The story which goes- a colony ship leaving a dying Earth to settle on a new world finds its crew battling a polymorphic alien that has managed to get aboard- is hardly a bad logline. “Breach” can be readily described as elements from “The Thing” and “Prometheus” blended together.
While not exactly blazing new trails in cinema, there’s enough in “Breach” to hang a few hours of entertainment on. However where the film falls apart is that its production quality overall would make the lower-grade “Star Trek” fan films blush. There is nothing at all wrong with a low budget production or b-movies, unable to leverage big studio effects.
There are any number of minimalist effects-budget films that still succeed – 2018’s “Prospect” comes to mind. And just because a movie doesn’t take itself seriously doesn’t mean they can’t be memorable and fun, “Buckaroo Bonzai” is a perfect example of a great idea and execution on a shoestring budget (they used bubble-wrap for hologram-viewing goggles and managed to make it seem cool).

But in “Breach,” the effects are bad, the dialogue is terrible, the story is shoddy, the whole affair is such that after about 10 minutes you start to realize, ‘oh, maybe the first few scenes weren’t a fluke’ but rather that the whole thing may be as bad as you’ve seen so far.
To be honest, it just gets worse.

Thomas Jane also stars as Admiral Adams-King. Jane (who to be fair has been in a number of low Rotten Tomato scoring direct-to-video flicks), is himself barely phoning this one in. Often sporting aviator sunglasses and shouting out lines with a derision that can only come from a “how did I get myself into this mess?,” kind of mood.
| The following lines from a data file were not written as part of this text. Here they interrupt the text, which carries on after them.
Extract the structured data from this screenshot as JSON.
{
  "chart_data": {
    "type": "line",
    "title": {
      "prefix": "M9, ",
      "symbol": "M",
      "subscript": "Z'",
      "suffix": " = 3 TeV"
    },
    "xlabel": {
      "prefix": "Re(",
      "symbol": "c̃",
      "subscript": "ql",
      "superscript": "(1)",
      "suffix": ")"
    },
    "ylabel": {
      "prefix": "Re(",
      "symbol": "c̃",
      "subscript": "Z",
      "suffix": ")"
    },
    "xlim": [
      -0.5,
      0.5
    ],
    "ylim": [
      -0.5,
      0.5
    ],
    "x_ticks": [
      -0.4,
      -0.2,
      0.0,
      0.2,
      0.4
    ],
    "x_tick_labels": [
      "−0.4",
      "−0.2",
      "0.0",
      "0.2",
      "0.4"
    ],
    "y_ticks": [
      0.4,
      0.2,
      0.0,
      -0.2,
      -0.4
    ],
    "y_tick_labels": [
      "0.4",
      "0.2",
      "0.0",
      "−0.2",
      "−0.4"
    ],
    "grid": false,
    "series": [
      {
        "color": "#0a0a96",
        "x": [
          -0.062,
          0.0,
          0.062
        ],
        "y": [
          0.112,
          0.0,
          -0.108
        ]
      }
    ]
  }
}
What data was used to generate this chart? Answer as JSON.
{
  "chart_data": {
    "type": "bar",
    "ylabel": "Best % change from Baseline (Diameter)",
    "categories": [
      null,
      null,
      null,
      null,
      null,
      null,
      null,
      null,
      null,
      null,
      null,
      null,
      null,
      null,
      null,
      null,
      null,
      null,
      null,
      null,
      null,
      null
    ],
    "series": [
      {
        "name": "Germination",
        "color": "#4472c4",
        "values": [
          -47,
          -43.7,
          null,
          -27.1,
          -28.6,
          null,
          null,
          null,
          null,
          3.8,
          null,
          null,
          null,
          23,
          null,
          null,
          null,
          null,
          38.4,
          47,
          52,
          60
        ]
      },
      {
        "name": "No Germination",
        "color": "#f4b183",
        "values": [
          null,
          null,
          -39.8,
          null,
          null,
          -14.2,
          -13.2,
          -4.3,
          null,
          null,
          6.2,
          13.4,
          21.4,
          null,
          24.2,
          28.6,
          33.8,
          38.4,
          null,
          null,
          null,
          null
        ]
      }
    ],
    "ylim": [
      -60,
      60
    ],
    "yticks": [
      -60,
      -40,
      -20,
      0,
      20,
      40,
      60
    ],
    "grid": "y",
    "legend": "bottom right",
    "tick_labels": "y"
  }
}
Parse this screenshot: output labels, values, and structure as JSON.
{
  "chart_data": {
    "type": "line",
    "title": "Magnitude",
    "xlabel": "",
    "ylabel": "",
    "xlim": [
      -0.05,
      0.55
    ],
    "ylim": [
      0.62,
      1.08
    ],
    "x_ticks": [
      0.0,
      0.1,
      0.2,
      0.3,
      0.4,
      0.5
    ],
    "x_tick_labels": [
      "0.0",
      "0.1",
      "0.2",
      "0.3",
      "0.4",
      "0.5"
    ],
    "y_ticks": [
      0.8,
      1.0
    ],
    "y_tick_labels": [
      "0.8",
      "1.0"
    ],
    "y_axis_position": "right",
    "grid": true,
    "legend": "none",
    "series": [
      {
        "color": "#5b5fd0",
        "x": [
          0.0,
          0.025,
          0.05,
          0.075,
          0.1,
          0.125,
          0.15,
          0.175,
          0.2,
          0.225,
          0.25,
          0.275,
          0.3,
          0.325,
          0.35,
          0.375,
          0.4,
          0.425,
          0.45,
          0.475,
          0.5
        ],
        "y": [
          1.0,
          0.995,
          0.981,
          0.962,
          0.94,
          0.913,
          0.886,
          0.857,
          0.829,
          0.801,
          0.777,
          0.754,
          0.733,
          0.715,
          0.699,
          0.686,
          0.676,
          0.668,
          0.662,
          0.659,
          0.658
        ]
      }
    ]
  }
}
The lackluster performances only reenforce the fact that the audience is never given any particular reason to root for these unseemly characters. So when the alien entity starts knocking off the crew and/or taking over their bodies (by leaking black goo, or sprouting badly-rendered CGI tentacles), the main thought that comes to mind is that you can use the remaining crew as a countdown timer before the film will [hopefully] come to an end.
I wish I could say there was anything redeeming to find in “Breach,” or a way to have some fun with it, but I really can’t.
Even the MST3K crew would have a hard time finding a way to spin this one. If you want to check it out on a dare, more power to you. Go into it with the mindset of trying to accept the cheese factor, and you might just make it through.
Rating: 0.5 out of 10
“Breach” is rated R, and available for rental via Amazon Prime.